Contemplar a vida

“Digo-vos pois: pedi e dar-se-vos-á; procurai e achareis, batei e abrir-se-vos-á; porque todo aquele que pede, recebe; quem procura, encontra e ao que bate, abrir-se-á”. 
Lc 11, 9-10

 

Há momentos em que a atitude de procura nos remete para mudanças estruturais, de fundo. A maior parte das vezes, porém, a procura joga-se dentro da nossa vida tal como ela está configurada. É a vida quotidiana que precisamos perfurar, é nela que precisamos abrir brechas para que um novo espírito a anime.

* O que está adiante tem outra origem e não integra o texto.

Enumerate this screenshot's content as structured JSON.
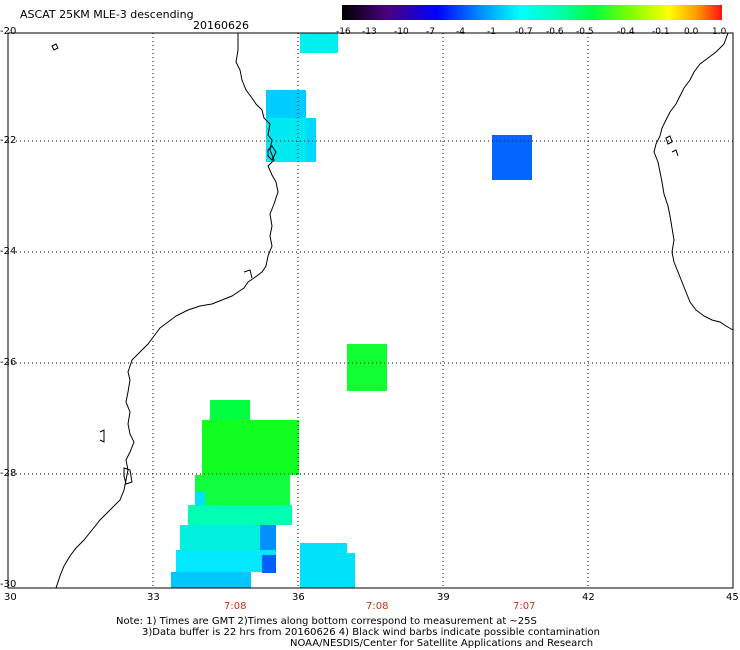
{
  "header": {
    "title": "ASCAT 25KM MLE-3 descending",
    "date": "20160626"
  },
  "colorbar": {
    "labels": [
      "-16",
      "-13",
      "-10",
      "-7",
      "-4",
      "-1",
      "-0.7",
      "-0.6",
      "-0.5",
      "-0.4",
      "-0.1",
      "0.0",
      "1.0"
    ],
    "colors": [
      "#000000",
      "#3a0066",
      "#3000c8",
      "#0000ff",
      "#0070ff",
      "#00d0ff",
      "#00ffd8",
      "#00ff80",
      "#20ff00",
      "#a0ff00",
      "#ffff00",
      "#ffa000",
      "#ff0000"
    ]
  },
  "axes": {
    "lon_labels": [
      "30",
      "33",
      "36",
      "39",
      "42",
      "45"
    ],
    "lat_labels": [
      "-20",
      "-22",
      "-24",
      "-26",
      "-28",
      "-30"
    ],
    "lon_range": [
      30,
      45
    ],
    "lat_range": [
      -20,
      -30
    ],
    "grid": "dotted"
  },
  "times": [
    "7:08",
    "7:08",
    "7:07"
  ],
  "notes": {
    "line1": "Note: 1) Times are GMT 2)Times along bottom correspond to measurement at ~25S",
    "line2": "3)Data buffer is 22 hrs from 20160626 4) Black wind barbs indicate possible contamination",
    "line3": "NOAA/NESDIS/Center for Satellite Applications and Research"
  }
}
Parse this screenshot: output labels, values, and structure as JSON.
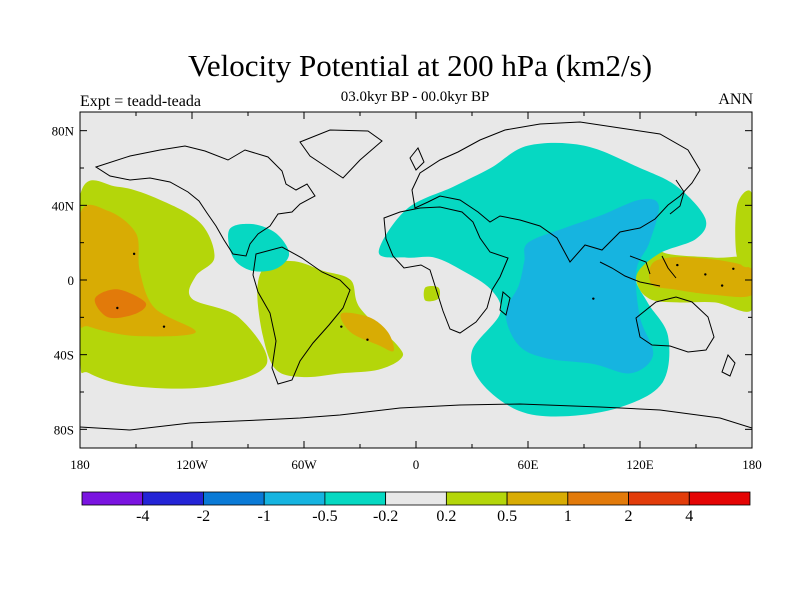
{
  "chart_data": {
    "type": "heatmap",
    "title": "Velocity Potential at 200 hPa (km2/s)",
    "subtitle": "03.0kyr BP - 00.0kyr BP",
    "left_label": "Expt = teadd-teada",
    "right_label": "ANN",
    "x_ticks": [
      "180",
      "120W",
      "60W",
      "0",
      "60E",
      "120E",
      "180"
    ],
    "x_tick_values": [
      -180,
      -120,
      -60,
      0,
      60,
      120,
      180
    ],
    "y_ticks": [
      "80N",
      "40N",
      "0",
      "40S",
      "80S"
    ],
    "y_tick_values": [
      80,
      40,
      0,
      -40,
      -80
    ],
    "xlim": [
      -180,
      180
    ],
    "ylim": [
      -90,
      90
    ],
    "colorbar": {
      "levels": [
        "-4",
        "-2",
        "-1",
        "-0.5",
        "-0.2",
        "0.2",
        "0.5",
        "1",
        "2",
        "4"
      ],
      "colors": [
        "#7a14e0",
        "#2424d6",
        "#0a7ad6",
        "#16b4e0",
        "#06d8c2",
        "#e8e8e8",
        "#b4d60a",
        "#d8ac04",
        "#e27a0a",
        "#e23c0a",
        "#e40404"
      ]
    },
    "land_color": "#e8e8e8",
    "regions": [
      {
        "name": "pacific-positive",
        "level_index": 6,
        "points": [
          [
            -180,
            45
          ],
          [
            -160,
            50
          ],
          [
            -135,
            42
          ],
          [
            -115,
            30
          ],
          [
            -108,
            12
          ],
          [
            -118,
            2
          ],
          [
            -120,
            -10
          ],
          [
            -95,
            -20
          ],
          [
            -80,
            -45
          ],
          [
            -110,
            -57
          ],
          [
            -150,
            -57
          ],
          [
            -175,
            -50
          ],
          [
            -180,
            -40
          ]
        ]
      },
      {
        "name": "pacific-positive-core",
        "level_index": 7,
        "points": [
          [
            -180,
            35
          ],
          [
            -165,
            37
          ],
          [
            -150,
            25
          ],
          [
            -148,
            5
          ],
          [
            -140,
            -15
          ],
          [
            -118,
            -28
          ],
          [
            -150,
            -30
          ],
          [
            -175,
            -25
          ],
          [
            -180,
            -20
          ]
        ]
      },
      {
        "name": "pacific-positive-max",
        "level_index": 8,
        "points": [
          [
            -172,
            -10
          ],
          [
            -160,
            -5
          ],
          [
            -145,
            -12
          ],
          [
            -150,
            -18
          ],
          [
            -165,
            -20
          ]
        ]
      },
      {
        "name": "south-america-positive",
        "level_index": 6,
        "points": [
          [
            -80,
            8
          ],
          [
            -65,
            10
          ],
          [
            -50,
            5
          ],
          [
            -35,
            0
          ],
          [
            -30,
            -15
          ],
          [
            -10,
            -35
          ],
          [
            -8,
            -42
          ],
          [
            -20,
            -48
          ],
          [
            -40,
            -50
          ],
          [
            -60,
            -52
          ],
          [
            -75,
            -48
          ],
          [
            -82,
            -30
          ],
          [
            -85,
            -5
          ]
        ]
      },
      {
        "name": "south-atlantic-positive-core",
        "level_index": 7,
        "points": [
          [
            -40,
            -18
          ],
          [
            -25,
            -20
          ],
          [
            -15,
            -28
          ],
          [
            -12,
            -38
          ],
          [
            -20,
            -35
          ],
          [
            -35,
            -28
          ]
        ]
      },
      {
        "name": "atlantic-small-positive",
        "level_index": 6,
        "points": [
          [
            5,
            -4
          ],
          [
            12,
            -4
          ],
          [
            12,
            -10
          ],
          [
            5,
            -11
          ]
        ]
      },
      {
        "name": "west-pacific-positive",
        "level_index": 6,
        "points": [
          [
            120,
            20
          ],
          [
            135,
            14
          ],
          [
            160,
            12
          ],
          [
            180,
            10
          ],
          [
            180,
            -16
          ],
          [
            160,
            -12
          ],
          [
            140,
            -12
          ],
          [
            125,
            -10
          ],
          [
            118,
            0
          ]
        ]
      },
      {
        "name": "west-pacific-positive-core",
        "level_index": 7,
        "points": [
          [
            128,
            10
          ],
          [
            150,
            12
          ],
          [
            180,
            6
          ],
          [
            180,
            -8
          ],
          [
            160,
            -8
          ],
          [
            138,
            -5
          ],
          [
            126,
            -2
          ]
        ]
      },
      {
        "name": "date-line-north-positive",
        "level_index": 6,
        "points": [
          [
            172,
            40
          ],
          [
            180,
            46
          ],
          [
            180,
            10
          ],
          [
            172,
            12
          ]
        ]
      },
      {
        "name": "caribbean-negative",
        "level_index": 4,
        "points": [
          [
            -100,
            27
          ],
          [
            -88,
            30
          ],
          [
            -75,
            25
          ],
          [
            -68,
            14
          ],
          [
            -75,
            6
          ],
          [
            -88,
            5
          ],
          [
            -98,
            12
          ]
        ]
      },
      {
        "name": "eastern-hemisphere-negative",
        "level_index": 4,
        "points": [
          [
            -20,
            15
          ],
          [
            -5,
            38
          ],
          [
            20,
            50
          ],
          [
            40,
            60
          ],
          [
            60,
            72
          ],
          [
            90,
            72
          ],
          [
            120,
            60
          ],
          [
            140,
            50
          ],
          [
            155,
            33
          ],
          [
            150,
            22
          ],
          [
            130,
            14
          ],
          [
            118,
            2
          ],
          [
            124,
            -12
          ],
          [
            135,
            -30
          ],
          [
            132,
            -55
          ],
          [
            110,
            -68
          ],
          [
            80,
            -73
          ],
          [
            55,
            -70
          ],
          [
            35,
            -55
          ],
          [
            30,
            -38
          ],
          [
            45,
            -18
          ],
          [
            40,
            -5
          ],
          [
            25,
            5
          ],
          [
            10,
            12
          ],
          [
            -5,
            12
          ]
        ]
      },
      {
        "name": "indian-ocean-negative-core",
        "level_index": 3,
        "points": [
          [
            60,
            20
          ],
          [
            80,
            28
          ],
          [
            100,
            35
          ],
          [
            120,
            43
          ],
          [
            130,
            40
          ],
          [
            125,
            20
          ],
          [
            118,
            5
          ],
          [
            120,
            -20
          ],
          [
            127,
            -40
          ],
          [
            115,
            -50
          ],
          [
            95,
            -45
          ],
          [
            70,
            -42
          ],
          [
            55,
            -35
          ],
          [
            48,
            -18
          ],
          [
            55,
            -3
          ],
          [
            58,
            10
          ]
        ]
      }
    ],
    "sample_points": [
      [
        -151,
        14
      ],
      [
        -135,
        -25
      ],
      [
        -160,
        -15
      ],
      [
        140,
        8
      ],
      [
        155,
        3
      ],
      [
        164,
        -3
      ],
      [
        170,
        6
      ],
      [
        -40,
        -25
      ],
      [
        -26,
        -32
      ],
      [
        95,
        -10
      ]
    ]
  }
}
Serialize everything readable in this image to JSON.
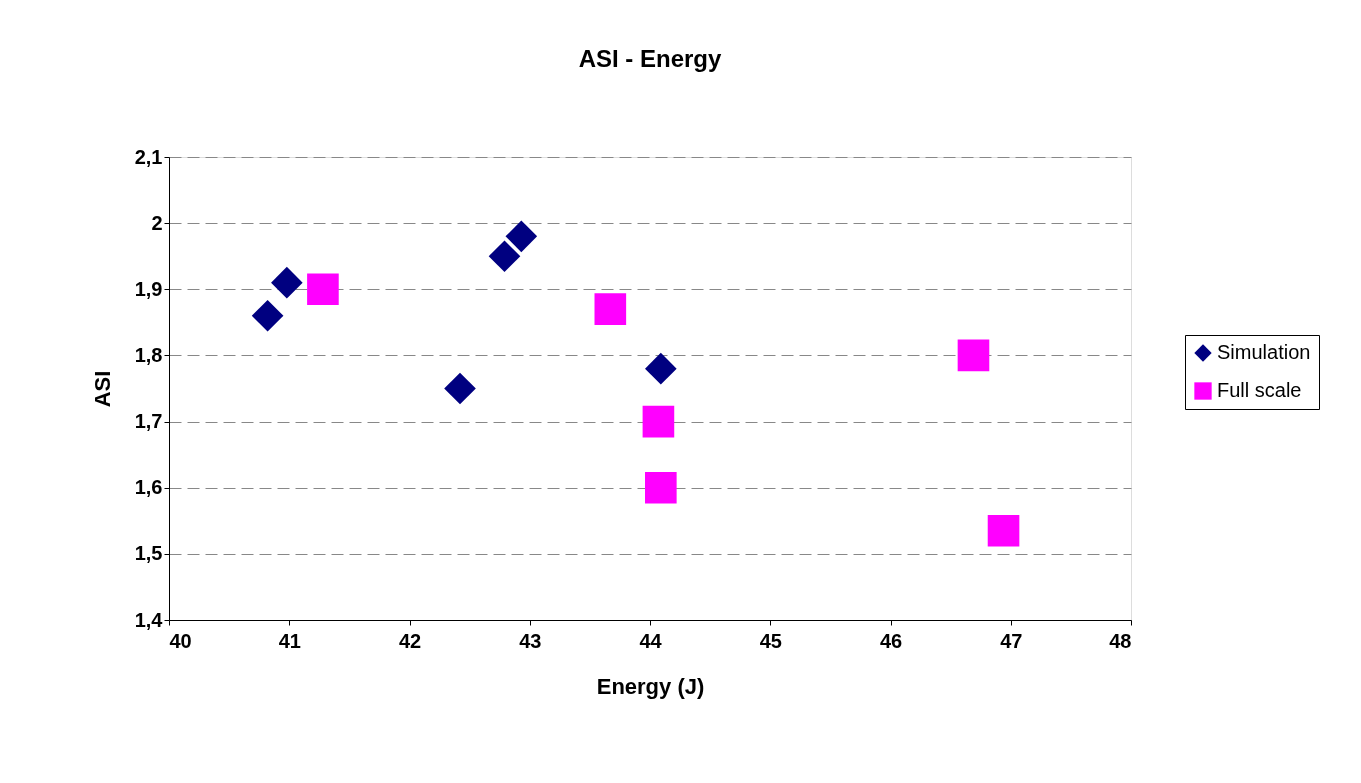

Antigamente (não foi assim há tantos anos, mas parece que foi noutra encarnação!), tirávamos fotos e quando o rolo chegava ao fim entregávamos numa loja para revelação em câmara escura, demorando o processo alguns dias; quando íamos levantar as fotos havia sempre grande expetativa (pois não sabíamos como tinham ficado) e a verdade é que acabávamos por ter muitas fotos (umas melhores, outras piores) impressas. Hoje, tiramos muito mais fotos, tentamos as vezes que for preciso até que fique bem, mas normalmente só imprimimos uma pequena percentagem das fotos que tiramos e temos os computadores cheios de fotos para as quais vagamente olhamos. Só quando perdemos algum tempo a olhar para as fotos que tirámos tomamos consciência daquilo que fizemos.

Muitas vezes vivemos a nossa vida na vertigem do mundo digital. Não gastamos tempo a contemplar a nossa vida e por isso não a saboreamos, nem a abrimos a outros dinamismos. E também não nos damos conta dos movimentos interiores, bons e maus, que a fazem mover.

A nossa vida, com tudo o que encerra de bom, de mau, de potencial, fica guardada numa pasta de computador a que não acedemos, que não contemplamos. Vamos vivendo a sucessão dos dias absorvidos pelas tarefas inadiáveis, sem saber por que nos levantamos e deitamos.

Precisamos levar a nossa vida para uma câmara escura de revelação para podermos sentir o pulso, perceber para onde nos estamos a mover, para podermos saborear, repensar, agradecer, prevenir, corrigir, decidir, alterar, arriscar.

Quando fazemos este exercício damo-nos conta da grandeza e ao mesmo tempo da fragilidade da nossa vida. Isto coloca-nos num patamar de autenticidade, de verdade. E é a partir daí que podemos crescer.

Ouvi um padre dizer que a nossa vida é como um iceberg: “só vemos o terço que está à superfície mas são os outros dois terços que estão debaixo de água que fazem mover todo o bloco”. Precisamos entrar na nossa vida interior, com tempo, com paciência, com delicadeza. Aí dentro descobriremos os movimentos do Espírito em nós, os nossos desejos, a nossa adesão a esses movimentos e as nossas resistências.

O nosso mundo interior é que comanda o exterior. Os nossos sentimentos à flor da pele de adesão ou rejeição de projetos, de opções, de pessoas, são fruto de movimentos que se passam no mais fundo de nós mesmos.